2026-08-13 –, Room 3
TrixiParticles.jl is an open-source framework for accessible particle-based multiphysics. In this talk, we demonstrate how to leverage modern, GPU-centric HPC hardware for complex fluid–structure interaction (FSI) simulations. Using a carbon-fiber freediving fin as a case study, we discuss the numerical challenges of extremely stiff and thin blades, and present performance benchmarks across different CPU and GPU architectures to showcase cross-platform efficiency.
TrixiParticles.jl is an open-source numerical simulation framework designed for accessible particle-based multiphysics simulations and implemented in Julia as part of the Trixi Framework. Two years after introducing the package at JuliaCon 2024, we return to demonstrate how the framework leverages modern HPC hardware to support both rapid prototyping and complex applications.
In the first part of the talk, we present the latest developments in GPU usability and performance.

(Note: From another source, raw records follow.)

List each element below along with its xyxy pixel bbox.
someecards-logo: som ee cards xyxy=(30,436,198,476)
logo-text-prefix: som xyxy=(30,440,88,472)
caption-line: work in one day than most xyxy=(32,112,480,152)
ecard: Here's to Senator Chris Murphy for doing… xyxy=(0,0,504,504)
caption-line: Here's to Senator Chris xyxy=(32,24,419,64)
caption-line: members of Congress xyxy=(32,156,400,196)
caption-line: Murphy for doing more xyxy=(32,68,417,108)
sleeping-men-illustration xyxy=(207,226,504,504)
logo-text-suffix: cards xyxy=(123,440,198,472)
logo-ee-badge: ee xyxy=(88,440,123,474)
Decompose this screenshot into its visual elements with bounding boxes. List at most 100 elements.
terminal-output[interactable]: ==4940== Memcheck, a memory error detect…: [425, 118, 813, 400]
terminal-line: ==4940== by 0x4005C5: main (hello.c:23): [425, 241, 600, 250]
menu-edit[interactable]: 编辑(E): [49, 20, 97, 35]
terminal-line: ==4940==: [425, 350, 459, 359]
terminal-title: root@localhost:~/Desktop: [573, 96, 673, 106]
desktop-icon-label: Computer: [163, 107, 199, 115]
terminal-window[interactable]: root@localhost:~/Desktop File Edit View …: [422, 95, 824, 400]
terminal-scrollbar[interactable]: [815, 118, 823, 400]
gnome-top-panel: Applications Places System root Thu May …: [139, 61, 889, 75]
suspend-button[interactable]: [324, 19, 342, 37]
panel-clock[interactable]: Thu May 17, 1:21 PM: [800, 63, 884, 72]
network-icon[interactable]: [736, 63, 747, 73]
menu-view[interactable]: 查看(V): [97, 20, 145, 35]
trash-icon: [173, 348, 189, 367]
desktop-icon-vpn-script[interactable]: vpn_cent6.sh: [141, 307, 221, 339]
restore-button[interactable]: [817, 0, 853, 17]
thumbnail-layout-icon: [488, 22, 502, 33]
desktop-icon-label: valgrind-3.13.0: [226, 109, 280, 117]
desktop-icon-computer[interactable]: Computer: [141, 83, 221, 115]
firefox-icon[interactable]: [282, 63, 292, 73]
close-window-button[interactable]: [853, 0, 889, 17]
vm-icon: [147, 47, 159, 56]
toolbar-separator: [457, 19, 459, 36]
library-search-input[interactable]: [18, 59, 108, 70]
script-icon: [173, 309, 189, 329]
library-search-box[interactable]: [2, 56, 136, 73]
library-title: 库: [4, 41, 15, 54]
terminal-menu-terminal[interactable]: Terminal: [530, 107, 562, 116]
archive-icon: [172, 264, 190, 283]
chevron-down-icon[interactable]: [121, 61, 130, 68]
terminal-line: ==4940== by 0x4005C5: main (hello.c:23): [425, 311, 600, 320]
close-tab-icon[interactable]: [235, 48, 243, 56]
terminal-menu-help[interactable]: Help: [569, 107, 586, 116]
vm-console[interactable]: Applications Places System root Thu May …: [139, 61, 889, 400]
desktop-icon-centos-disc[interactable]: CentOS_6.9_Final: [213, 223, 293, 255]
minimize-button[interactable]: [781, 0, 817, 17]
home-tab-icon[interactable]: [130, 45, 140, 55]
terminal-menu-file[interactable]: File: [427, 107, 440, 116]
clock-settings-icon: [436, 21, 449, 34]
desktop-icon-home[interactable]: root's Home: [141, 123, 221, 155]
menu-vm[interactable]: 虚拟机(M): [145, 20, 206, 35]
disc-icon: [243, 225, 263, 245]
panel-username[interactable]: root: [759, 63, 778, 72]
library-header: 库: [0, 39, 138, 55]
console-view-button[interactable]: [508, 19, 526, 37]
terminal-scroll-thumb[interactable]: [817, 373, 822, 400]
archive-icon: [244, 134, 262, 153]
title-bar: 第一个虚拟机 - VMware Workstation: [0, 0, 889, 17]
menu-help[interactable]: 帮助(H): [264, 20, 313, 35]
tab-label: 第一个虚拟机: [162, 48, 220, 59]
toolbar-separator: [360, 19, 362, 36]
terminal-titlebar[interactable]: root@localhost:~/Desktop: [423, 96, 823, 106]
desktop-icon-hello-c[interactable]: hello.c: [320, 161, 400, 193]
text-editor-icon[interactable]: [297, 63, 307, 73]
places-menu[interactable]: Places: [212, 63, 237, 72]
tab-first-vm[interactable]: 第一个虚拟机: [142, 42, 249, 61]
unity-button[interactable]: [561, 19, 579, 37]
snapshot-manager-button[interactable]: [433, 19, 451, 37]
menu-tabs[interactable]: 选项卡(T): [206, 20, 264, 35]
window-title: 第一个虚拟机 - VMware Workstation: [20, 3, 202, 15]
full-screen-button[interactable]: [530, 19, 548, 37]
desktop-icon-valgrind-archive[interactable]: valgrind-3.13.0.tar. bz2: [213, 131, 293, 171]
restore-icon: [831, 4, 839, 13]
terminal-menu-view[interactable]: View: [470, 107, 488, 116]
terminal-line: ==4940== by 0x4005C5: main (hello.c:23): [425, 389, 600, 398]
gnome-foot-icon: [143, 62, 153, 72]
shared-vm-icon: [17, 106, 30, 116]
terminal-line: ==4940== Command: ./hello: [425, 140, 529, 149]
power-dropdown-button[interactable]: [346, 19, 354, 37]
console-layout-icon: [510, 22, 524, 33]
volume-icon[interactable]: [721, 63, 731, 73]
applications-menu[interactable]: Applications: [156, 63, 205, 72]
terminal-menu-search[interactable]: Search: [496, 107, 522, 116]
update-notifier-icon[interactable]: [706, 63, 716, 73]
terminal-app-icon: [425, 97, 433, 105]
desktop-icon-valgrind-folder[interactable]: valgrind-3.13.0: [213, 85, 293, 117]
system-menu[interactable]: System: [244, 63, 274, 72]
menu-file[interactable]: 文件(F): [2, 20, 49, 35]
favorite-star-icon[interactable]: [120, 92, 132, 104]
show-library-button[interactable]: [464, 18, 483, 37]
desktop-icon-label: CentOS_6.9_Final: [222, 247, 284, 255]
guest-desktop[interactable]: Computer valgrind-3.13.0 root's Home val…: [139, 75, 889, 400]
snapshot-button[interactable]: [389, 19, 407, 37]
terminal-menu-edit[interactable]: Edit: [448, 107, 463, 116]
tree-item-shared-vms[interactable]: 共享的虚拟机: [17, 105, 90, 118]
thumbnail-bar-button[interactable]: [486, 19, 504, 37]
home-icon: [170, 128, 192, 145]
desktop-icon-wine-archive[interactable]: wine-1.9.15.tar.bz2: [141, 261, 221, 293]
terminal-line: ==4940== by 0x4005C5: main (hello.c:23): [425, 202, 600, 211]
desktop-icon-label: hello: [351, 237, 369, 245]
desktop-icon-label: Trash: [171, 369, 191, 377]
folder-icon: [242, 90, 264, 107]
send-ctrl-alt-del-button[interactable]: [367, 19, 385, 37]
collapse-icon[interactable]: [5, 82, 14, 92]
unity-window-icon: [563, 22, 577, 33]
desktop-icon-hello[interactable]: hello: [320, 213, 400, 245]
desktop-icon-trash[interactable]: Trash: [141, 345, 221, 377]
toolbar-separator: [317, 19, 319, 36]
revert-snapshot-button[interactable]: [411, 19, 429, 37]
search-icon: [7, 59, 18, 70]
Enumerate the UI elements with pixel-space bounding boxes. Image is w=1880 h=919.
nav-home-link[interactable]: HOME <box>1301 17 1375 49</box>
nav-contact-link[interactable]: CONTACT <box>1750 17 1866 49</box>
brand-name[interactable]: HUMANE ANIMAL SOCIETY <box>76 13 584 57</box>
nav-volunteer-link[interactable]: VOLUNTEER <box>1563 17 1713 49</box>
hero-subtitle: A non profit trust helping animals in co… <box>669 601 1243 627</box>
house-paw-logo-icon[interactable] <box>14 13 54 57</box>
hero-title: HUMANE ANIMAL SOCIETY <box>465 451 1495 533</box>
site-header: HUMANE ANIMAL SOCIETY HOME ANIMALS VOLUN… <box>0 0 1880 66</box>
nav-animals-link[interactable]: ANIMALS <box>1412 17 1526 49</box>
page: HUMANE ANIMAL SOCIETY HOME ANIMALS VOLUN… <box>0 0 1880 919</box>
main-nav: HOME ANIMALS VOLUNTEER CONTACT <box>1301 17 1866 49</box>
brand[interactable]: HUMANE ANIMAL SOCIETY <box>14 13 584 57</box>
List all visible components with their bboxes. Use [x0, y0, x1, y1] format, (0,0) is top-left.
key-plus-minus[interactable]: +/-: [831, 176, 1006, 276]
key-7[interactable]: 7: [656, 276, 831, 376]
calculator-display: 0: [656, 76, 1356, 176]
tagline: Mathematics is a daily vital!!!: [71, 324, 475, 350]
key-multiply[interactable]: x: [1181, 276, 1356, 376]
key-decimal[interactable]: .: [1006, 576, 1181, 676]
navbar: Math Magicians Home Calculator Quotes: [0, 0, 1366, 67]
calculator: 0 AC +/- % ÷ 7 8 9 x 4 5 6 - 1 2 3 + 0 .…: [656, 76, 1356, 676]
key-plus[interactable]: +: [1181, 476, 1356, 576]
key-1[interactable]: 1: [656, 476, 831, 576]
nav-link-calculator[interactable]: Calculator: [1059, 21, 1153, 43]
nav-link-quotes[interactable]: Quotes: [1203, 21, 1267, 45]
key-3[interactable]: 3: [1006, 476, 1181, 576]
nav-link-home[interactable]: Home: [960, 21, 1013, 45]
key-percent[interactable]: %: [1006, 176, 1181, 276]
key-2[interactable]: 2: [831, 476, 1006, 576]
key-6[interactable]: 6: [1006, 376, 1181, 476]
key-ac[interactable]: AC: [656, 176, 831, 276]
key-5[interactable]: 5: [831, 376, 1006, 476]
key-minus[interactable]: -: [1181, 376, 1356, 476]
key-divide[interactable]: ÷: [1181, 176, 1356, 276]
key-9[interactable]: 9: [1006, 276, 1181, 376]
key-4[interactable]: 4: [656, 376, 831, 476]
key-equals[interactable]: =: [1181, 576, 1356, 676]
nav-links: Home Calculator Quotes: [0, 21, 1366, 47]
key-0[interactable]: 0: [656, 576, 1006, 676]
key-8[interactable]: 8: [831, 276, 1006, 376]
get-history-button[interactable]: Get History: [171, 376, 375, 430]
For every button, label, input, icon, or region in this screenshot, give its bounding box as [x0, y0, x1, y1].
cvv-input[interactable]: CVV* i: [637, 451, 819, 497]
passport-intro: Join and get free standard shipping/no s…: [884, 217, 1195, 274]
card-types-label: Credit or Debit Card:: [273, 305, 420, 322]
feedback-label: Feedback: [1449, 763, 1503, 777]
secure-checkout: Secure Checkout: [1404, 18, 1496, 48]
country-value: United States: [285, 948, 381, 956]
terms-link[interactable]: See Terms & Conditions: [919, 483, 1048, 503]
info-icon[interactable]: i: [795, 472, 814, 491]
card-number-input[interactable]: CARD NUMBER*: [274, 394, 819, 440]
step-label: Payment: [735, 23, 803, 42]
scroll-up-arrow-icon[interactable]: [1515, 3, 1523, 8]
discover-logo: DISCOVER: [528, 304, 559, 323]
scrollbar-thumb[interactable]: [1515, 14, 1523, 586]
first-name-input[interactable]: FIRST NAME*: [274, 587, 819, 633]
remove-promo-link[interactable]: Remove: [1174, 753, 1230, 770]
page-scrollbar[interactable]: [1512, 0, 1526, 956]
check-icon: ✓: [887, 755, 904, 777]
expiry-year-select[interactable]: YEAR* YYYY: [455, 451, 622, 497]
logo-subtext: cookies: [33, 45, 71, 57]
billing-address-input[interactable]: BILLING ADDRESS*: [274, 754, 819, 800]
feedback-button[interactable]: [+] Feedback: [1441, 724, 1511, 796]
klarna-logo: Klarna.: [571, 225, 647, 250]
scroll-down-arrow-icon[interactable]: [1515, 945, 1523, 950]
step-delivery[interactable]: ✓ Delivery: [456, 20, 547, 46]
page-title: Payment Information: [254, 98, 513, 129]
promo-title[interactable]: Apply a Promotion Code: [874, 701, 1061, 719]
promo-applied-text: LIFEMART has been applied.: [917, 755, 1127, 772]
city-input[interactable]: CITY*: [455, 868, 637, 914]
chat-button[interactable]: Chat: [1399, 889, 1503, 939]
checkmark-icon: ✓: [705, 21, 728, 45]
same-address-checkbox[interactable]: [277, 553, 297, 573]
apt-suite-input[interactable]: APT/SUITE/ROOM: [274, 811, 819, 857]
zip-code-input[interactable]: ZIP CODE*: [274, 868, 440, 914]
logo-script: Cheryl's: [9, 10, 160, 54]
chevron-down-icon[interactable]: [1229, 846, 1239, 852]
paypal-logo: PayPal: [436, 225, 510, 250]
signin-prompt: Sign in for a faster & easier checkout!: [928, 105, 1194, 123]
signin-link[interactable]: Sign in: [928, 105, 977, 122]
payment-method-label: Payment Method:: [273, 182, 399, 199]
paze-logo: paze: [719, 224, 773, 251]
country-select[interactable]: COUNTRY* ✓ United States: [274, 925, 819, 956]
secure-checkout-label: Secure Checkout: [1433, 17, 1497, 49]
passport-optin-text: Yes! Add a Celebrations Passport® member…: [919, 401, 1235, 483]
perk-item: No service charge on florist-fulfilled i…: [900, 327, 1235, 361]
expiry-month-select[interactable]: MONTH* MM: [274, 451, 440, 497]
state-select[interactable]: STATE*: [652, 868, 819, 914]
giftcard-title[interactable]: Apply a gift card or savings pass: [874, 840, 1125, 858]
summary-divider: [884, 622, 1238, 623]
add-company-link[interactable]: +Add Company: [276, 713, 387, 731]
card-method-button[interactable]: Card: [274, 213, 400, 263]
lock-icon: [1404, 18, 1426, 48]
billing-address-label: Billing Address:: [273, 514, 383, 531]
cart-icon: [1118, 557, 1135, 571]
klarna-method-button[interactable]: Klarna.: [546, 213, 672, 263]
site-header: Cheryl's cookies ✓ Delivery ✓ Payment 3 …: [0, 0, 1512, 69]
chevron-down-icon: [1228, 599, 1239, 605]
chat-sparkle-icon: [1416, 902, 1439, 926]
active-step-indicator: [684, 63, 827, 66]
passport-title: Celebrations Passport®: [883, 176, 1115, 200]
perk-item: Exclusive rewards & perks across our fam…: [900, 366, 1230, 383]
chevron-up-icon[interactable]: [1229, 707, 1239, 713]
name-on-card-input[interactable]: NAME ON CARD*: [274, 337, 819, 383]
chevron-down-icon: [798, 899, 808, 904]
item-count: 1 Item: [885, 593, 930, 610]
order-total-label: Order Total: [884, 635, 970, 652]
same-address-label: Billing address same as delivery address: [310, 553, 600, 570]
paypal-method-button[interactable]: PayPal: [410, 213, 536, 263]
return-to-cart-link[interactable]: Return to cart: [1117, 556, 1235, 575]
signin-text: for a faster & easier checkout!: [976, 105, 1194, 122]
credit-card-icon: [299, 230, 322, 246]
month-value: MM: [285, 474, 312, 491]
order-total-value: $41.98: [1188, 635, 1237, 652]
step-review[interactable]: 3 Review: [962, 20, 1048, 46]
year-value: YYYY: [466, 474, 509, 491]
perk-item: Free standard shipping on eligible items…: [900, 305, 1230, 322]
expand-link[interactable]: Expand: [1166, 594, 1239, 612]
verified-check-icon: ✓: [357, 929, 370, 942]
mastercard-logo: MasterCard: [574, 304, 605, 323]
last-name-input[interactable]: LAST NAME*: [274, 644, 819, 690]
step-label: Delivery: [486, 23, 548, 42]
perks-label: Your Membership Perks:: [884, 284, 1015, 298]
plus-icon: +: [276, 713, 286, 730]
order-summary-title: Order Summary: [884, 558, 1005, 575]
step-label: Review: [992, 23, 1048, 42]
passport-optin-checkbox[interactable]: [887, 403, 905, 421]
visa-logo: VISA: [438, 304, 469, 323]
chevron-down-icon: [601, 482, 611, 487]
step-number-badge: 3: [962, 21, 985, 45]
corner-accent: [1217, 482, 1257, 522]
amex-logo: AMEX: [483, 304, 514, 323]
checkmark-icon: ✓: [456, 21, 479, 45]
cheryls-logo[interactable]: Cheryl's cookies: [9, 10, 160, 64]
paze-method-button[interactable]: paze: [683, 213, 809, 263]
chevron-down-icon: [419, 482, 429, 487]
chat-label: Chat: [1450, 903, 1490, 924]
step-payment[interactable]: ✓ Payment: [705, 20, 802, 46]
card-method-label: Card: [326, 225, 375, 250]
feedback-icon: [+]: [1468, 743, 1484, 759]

As modern clusters become increasingly GPU-centric, simulation software must adapt to utilize this hardware effectively. We show how TrixiParticles.jl allows users to seamlessly run simulations on GPUs with minimal code changes, and present benchmarks comparing modern dual-socket CPU nodes against various GPU architectures.
In the second part, we take a "deep dive" into a challenging real-world application: the hydrodynamics of a carbon-fiber freediving fin. Simulating the propulsion generated by a foot-driven, extremely stiff, and thin blade presents significant numerical difficulties, particularly regarding Fluid-Structure Interaction (FSI). We will discuss numerical instabilities caused by the high stiffness and thin geometry of the carbon-fiber blade.
PhD Student in the Numerical Simulation Group at University of Cologne, Germany.